As sales slow, Utah's Skullcandy retrenches
Park City-based audio accessories manufacturer Skullcandy announced Tuesday it is closing its San Clemente, Calif., office and restructuring its management team amid slowing sales and a fading stock.
The company, which produces headphones for mobile devices and also sells active apparel, said it is moving its marketing, creative and business development and legal departments to its Park City headquarters from California, as well as certain sales and international personnel, according to a statement.
"Bringing together our teams in Park City will allow us to better focus our go-to-market process and ensure our products, messaging and distribution are aligned with our target consumer," said President and CEO Hoby Darling, whose company saw sales take a 30 percent in the first quarter.

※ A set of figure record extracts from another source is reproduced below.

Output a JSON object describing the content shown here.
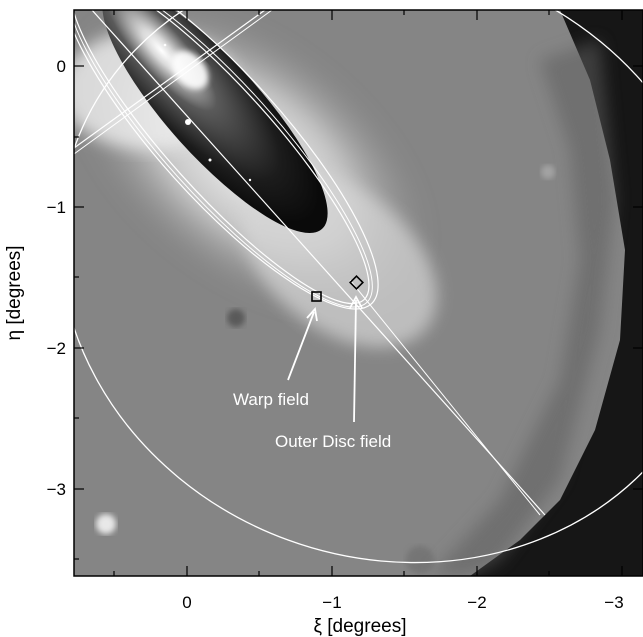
{
  "figure": {
    "xlabel": "ξ [degrees]",
    "ylabel": "η [degrees]",
    "xticks": [
      "0",
      "−1",
      "−2",
      "−3"
    ],
    "yticks": [
      "0",
      "−1",
      "−2",
      "−3"
    ],
    "annotations": {
      "warp": "Warp field",
      "outer": "Outer Disc field"
    },
    "colors": {
      "frame": "#000000",
      "overlay_lines": "#ffffff",
      "background_dark": "#1a1a1a",
      "map_mid": "#7a7a7a",
      "map_bright": "#ffffff"
    },
    "objects": [
      "galaxy-image",
      "warp-field-marker",
      "outer-disc-field-marker",
      "survey-boundary-ellipse",
      "major-axis-line",
      "minor-axis-line"
    ]
  }
}
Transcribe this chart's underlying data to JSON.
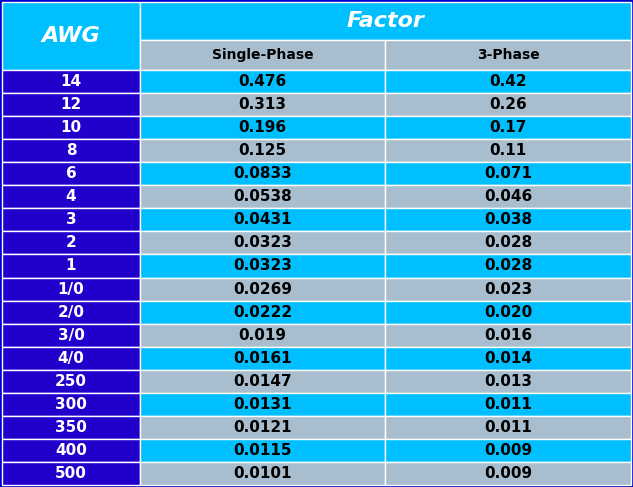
{
  "title": "Factor",
  "col_header_awg": "AWG",
  "col_header_single": "Single-Phase",
  "col_header_3phase": "3-Phase",
  "rows": [
    {
      "awg": "14",
      "single": "0.476",
      "three": "0.42"
    },
    {
      "awg": "12",
      "single": "0.313",
      "three": "0.26"
    },
    {
      "awg": "10",
      "single": "0.196",
      "three": "0.17"
    },
    {
      "awg": "8",
      "single": "0.125",
      "three": "0.11"
    },
    {
      "awg": "6",
      "single": "0.0833",
      "three": "0.071"
    },
    {
      "awg": "4",
      "single": "0.0538",
      "three": "0.046"
    },
    {
      "awg": "3",
      "single": "0.0431",
      "three": "0.038"
    },
    {
      "awg": "2",
      "single": "0.0323",
      "three": "0.028"
    },
    {
      "awg": "1",
      "single": "0.0323",
      "three": "0.028"
    },
    {
      "awg": "1/0",
      "single": "0.0269",
      "three": "0.023"
    },
    {
      "awg": "2/0",
      "single": "0.0222",
      "three": "0.020"
    },
    {
      "awg": "3/0",
      "single": "0.019",
      "three": "0.016"
    },
    {
      "awg": "4/0",
      "single": "0.0161",
      "three": "0.014"
    },
    {
      "awg": "250",
      "single": "0.0147",
      "three": "0.013"
    },
    {
      "awg": "300",
      "single": "0.0131",
      "three": "0.011"
    },
    {
      "awg": "350",
      "single": "0.0121",
      "three": "0.011"
    },
    {
      "awg": "400",
      "single": "0.0115",
      "three": "0.009"
    },
    {
      "awg": "500",
      "single": "0.0101",
      "three": "0.009"
    }
  ],
  "color_awg_header": "#00BFFF",
  "color_factor_header": "#00BFFF",
  "color_subheader": "#A8BECF",
  "color_awg_col": "#2200CC",
  "color_row_cyan": "#00BFFF",
  "color_row_gray": "#A8BECF",
  "color_white": "#FFFFFF",
  "color_black": "#000000",
  "bg_color": "#0000CC",
  "border_color": "#FFFFFF"
}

Skullcandy said the prior-year first quarter was aided by a packaging change that led to higher sales and that it chose to scale back its sales to the highly discounted off-price market by more than 60 percent.
Shares of Skullcandy dipped 3 cents per share, to $5.70, in trading Tuesday but have lost more than 65 percent of their since a high of $16.66 per share on Aug. 17.

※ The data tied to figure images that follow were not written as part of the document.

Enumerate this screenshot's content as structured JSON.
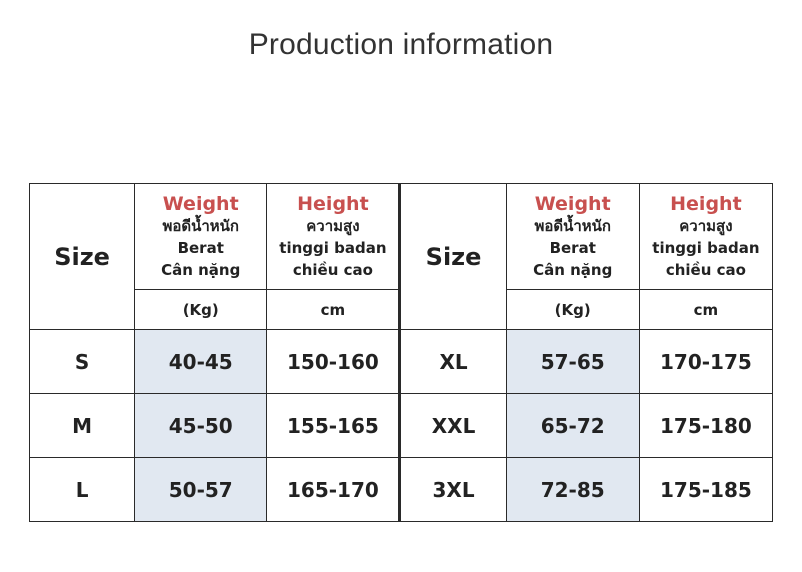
{
  "title": "Production information",
  "table": {
    "columns": {
      "size": "Size",
      "weight": {
        "title": "Weight",
        "lines": [
          "พอดีน้ำหนัก",
          "Berat",
          "Cân nặng"
        ],
        "unit": "(Kg)"
      },
      "height": {
        "title": "Height",
        "lines": [
          "ความสูง",
          "tinggi badan",
          "chiều cao"
        ],
        "unit": "cm"
      }
    },
    "rows": [
      {
        "left": {
          "size": "S",
          "weight": "40-45",
          "height": "150-160"
        },
        "right": {
          "size": "XL",
          "weight": "57-65",
          "height": "170-175"
        }
      },
      {
        "left": {
          "size": "M",
          "weight": "45-50",
          "height": "155-165"
        },
        "right": {
          "size": "XXL",
          "weight": "65-72",
          "height": "175-180"
        }
      },
      {
        "left": {
          "size": "L",
          "weight": "50-57",
          "height": "165-170"
        },
        "right": {
          "size": "3XL",
          "weight": "72-85",
          "height": "175-185"
        }
      }
    ],
    "shade_color": "#e1e8f1",
    "accent_color": "#c8504f"
  }
}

Skullcandy has about 30 employees in its San Clemente office, and they are expected to make the transition to Park City this summer. Most will have the opportunity to relocate with the company's assistance.
Skullcandy also announced that Sam Paschel, the executive vice president of product development and merchandising, has been named to the new position of chief commercial officer. He will be responsible for product teams.
The company's chief financial officer, Kyle Wescoat, has resigned to "pursue opportunities closer to his home in Southern California," according to the statement. A search for his replacement has begun, and Wescoat will remain with the company through September to assist in the search.
The changes come several months after Darling was named to direct the company. Skullcandy's former CEO, Jeremy Andrus, stepped down in February to join the Massachusetts investment firm Solamere Capital, co-founded by Mitt Romney's son, Tagg.
Before joining Skullcandy, Darling was the general manager of Nike+Digital Sport, a member of the Nike Affiliates Global Leadership team and served as the head of strategy and planning for Nike affiliates.
Skullcandy's net sales in the first quarter decreased 30.4 percent, to $37.1 million, compared with $53.3 million in the prior-year period, the company reported. North American net sales decreased 37.9 percent, to $28.7 million, compared with $46.1 million.
"While our results were in line with expectations, there is still much work to be done," Darling said in a statement.